Divulgação de sustentabilidade deixa de ser opcional no Brasil

Boletim ESG — Edição 01. Com a Resolução CVM 193 e os padrões IFRS S1 e S2 valendo a partir dos exercícios de 2026, empresas listadas passam a reportar riscos e oportunidades climáticas com o mesmo rigor das demonstrações financeiras. Veja o que muda e como os conselhos podem se preparar.

Até pouco tempo atrás, relatórios de sustentabilidade eram, na prática, peças de comunicação: bem-intencionadas, mas sem o mesmo padrão de rigor, auditoria e comparabilidade das demonstrações financeiras. Isso mudou. Com a Resolução CVM 193, o Brasil se tornou um dos primeiros países a tornar obrigatória a adoção dos padrões internacionais de divulgação de sustentabilidade — os IFRS S1 e S2, emitidos pelo ISSB — para companhias listadas, com adoção voluntária já em curso e obrigatoriedade a partir dos exercícios sociais encerrados em 2026.

O que muda na prática

Na prática, isso significa que empresas listadas passarão a reportar, junto com o resultado financeiro do ano, como riscos climáticos afetam seu caixa, suas margens e seus ativos — e como oportunidades ligadas à transição para uma economia de baixo carbono podem ser capturadas.
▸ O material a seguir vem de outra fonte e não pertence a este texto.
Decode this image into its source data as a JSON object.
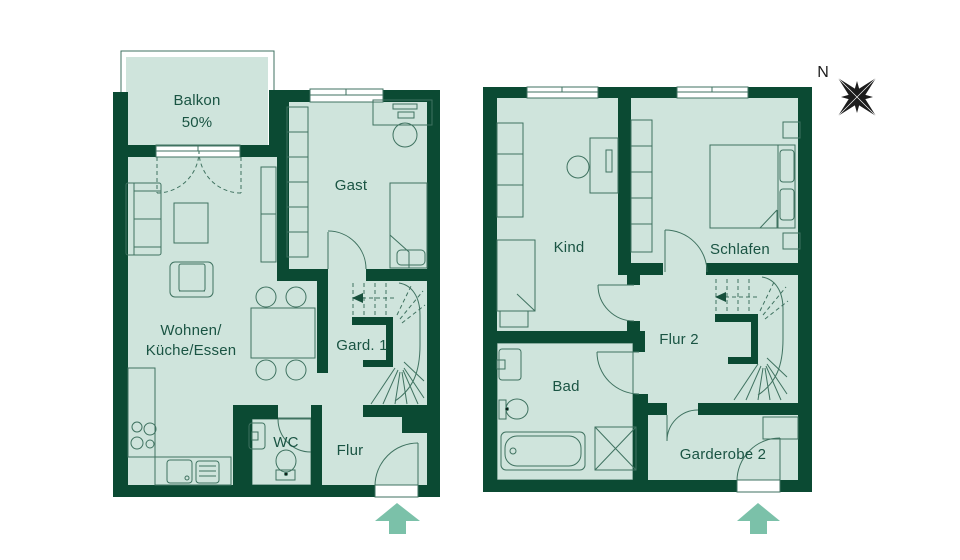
{
  "title": "Wohnungsgrundriss Maisonette",
  "colors": {
    "wall": "#0b4a33",
    "floor": "#cfe4dc",
    "line": "#3f7260",
    "tile_line": "#bcd7cb",
    "arrow": "#7bc1a9",
    "compass": "#1c1c1c",
    "text": "#1a5443",
    "white": "#ffffff"
  },
  "compass": {
    "north_label": "N"
  },
  "entrance_arrows": [
    {
      "name": "entrance-arrow-lower-level"
    },
    {
      "name": "entrance-arrow-upper-level"
    }
  ],
  "plans": [
    {
      "id": "plan-lower",
      "labels": {
        "balkon_line1": "Balkon",
        "balkon_line2": "50%",
        "gast": "Gast",
        "wohnen_line1": "Wohnen/",
        "wohnen_line2": "Küche/Essen",
        "gard1": "Gard. 1",
        "wc": "WC",
        "flur": "Flur"
      }
    },
    {
      "id": "plan-upper",
      "labels": {
        "kind": "Kind",
        "schlafen": "Schlafen",
        "flur2": "Flur 2",
        "bad": "Bad",
        "garderobe2": "Garderobe 2"
      }
    }
  ]
}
O IFRS S1 estabelece os requisitos gerais de divulgação relacionados à sustentabilidade; o IFRS S2 é específico para riscos e oportunidades climáticas, incluindo emissões de escopo 1, 2 e 3, cenários de transição e metas.

A diferença central em relação aos relatórios de sustentabilidade tradicionais é o conceito de materialidade financeira: a empresa não reporta tudo o que é relevante para a sociedade, mas o que é relevante para o valor do negócio no curto, médio e longo prazo. Isso aproxima a área de sustentabilidade da área financeira — e é por isso que a divulgação, antes tratada como tema de marketing ou relações institucionais, passa a ser responsabilidade do CFO, do comitê de auditoria e, em última instância, do conselho de administração.

Como os conselhos podem se preparar

Para conselhos e lideranças executivas, os próximos meses são o momento de sair do modo “relatório” para o modo “gestão de risco”. Três frentes merecem prioridade:

  • Governança: definir quem, no conselho, é responsável por supervisionar riscos climáticos e de sustentabilidade — e garantir que essa pessoa tenha capacitação adequada para o tema.
  • Dados: mapear a maturidade dos sistemas internos para captar dados de emissões, especialmente de escopo 3, o mais complexo, com qualidade auditável.
  • Cenários: incorporar análise de cenários climáticos ao planejamento estratégico e financeiro, não apenas ao relatório anual.

Empresas que tratarem a Resolução CVM 193 apenas como uma obrigação de compliance vão cumprir a norma — e desperdiçar a oportunidade. As que a tratarem como um exercício real de gestão de risco sairão à frente na conversa com investidores, credores e clientes, que já usam esses dados para tomar decisão. A régua subiu; quem se antecipar, decide o próprio ritmo de adaptação.